Letter of 1890.—I will not in this, which is my one letter of the year to you, my friends and fellow-workers, enter on the great public questions which are attracting an ever-increasing degree of interest.
Whatever be done about free meals, free education (why do we call them free, instead of paid for by charity, by rates, or by tax, do you think?)—whatever may happen about strikes or immigration from the country—for you and me there remain much the same great eternal duties, love, thought, justice, liberality, simplicity, hope, industry, for ever; still human heart depends on human heart for sympathy, and still the old duties of neighbourliness continue. Let us see that we fulfil them, each in our own circle, large or small; perhaps we may find the fulfilment of them answer more social problems than we quite expected. Perhaps we may find changes of system effect little reform unless courageous and honest men carry them out with single-mindedness and thought for others.

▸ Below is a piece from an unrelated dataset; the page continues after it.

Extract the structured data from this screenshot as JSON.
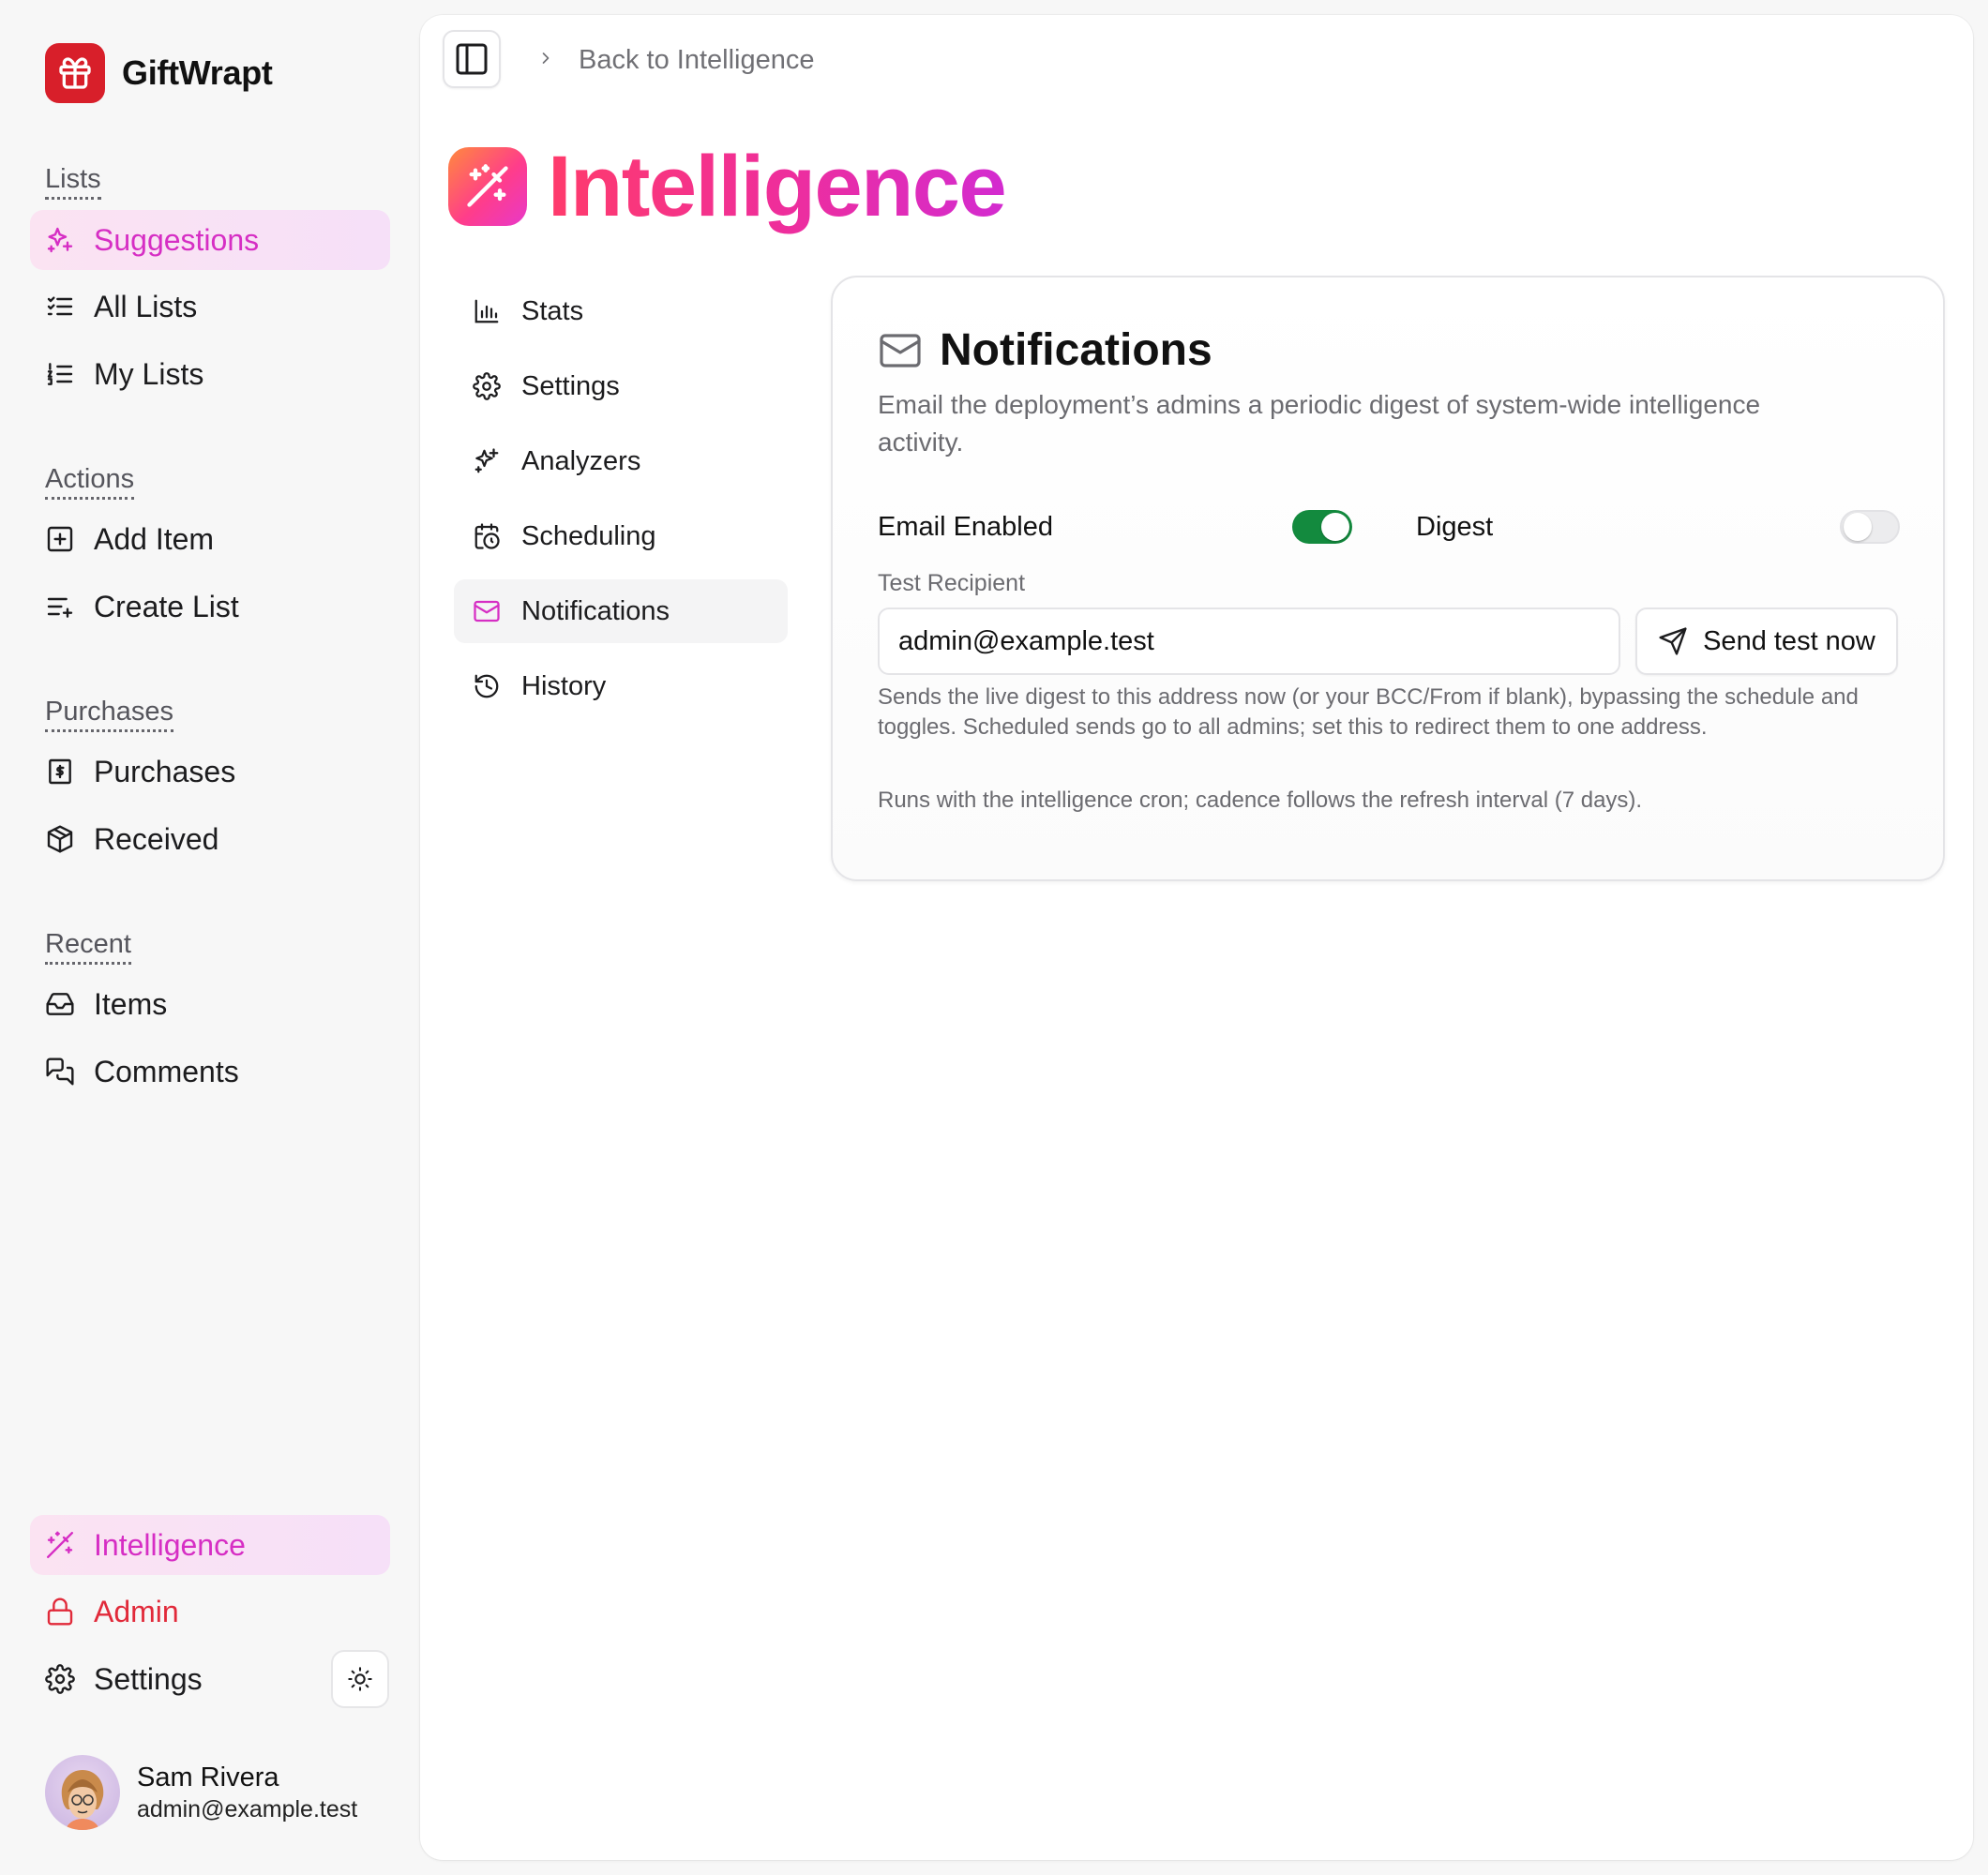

If the free meal, free education, subsidized house accommodation attract you, will you pause and remember, first, that they are by no means free, but cost someone, somehow, just as much, probably a great deal more, than if provided otherhow? The question, if you get rid of the word “free,” which is deceptive, clears up a little, and becomes, “Is this the best way of, first, providing, and second, paying for these necessities?”
And then, having answered this for yourself, see to it that you are wholly single-minded if you advocate this sort of subsidy for the poor. Be sure you do so neither from cowardice nor from ambition. If, indeed, it be pity, genuine kindness and a sense of justice that moves you, then the feeling is so good that in some way I believe it will lead you right; besides, you will keep your power to watch and see and alter as you come face to face with facts, and may modify all systems, and keep the desire to do justice and help in whatever way is seen finally to be really helpful.
But if you let one touch of terror dim your sight and flinch before the most terrible upheaval of rampant force or threat; if, for popular favour, or seat at board, or success on platform, you hesitate to speak what you know to be true, then shall your cowardice and your ambition be indeed answerable for consequences which you little dream of. They may come now, or they may come later, but come they will; for only Truth abides and will stand the test of time. Let us see that we hold her very fast; only those who are loyal to her can.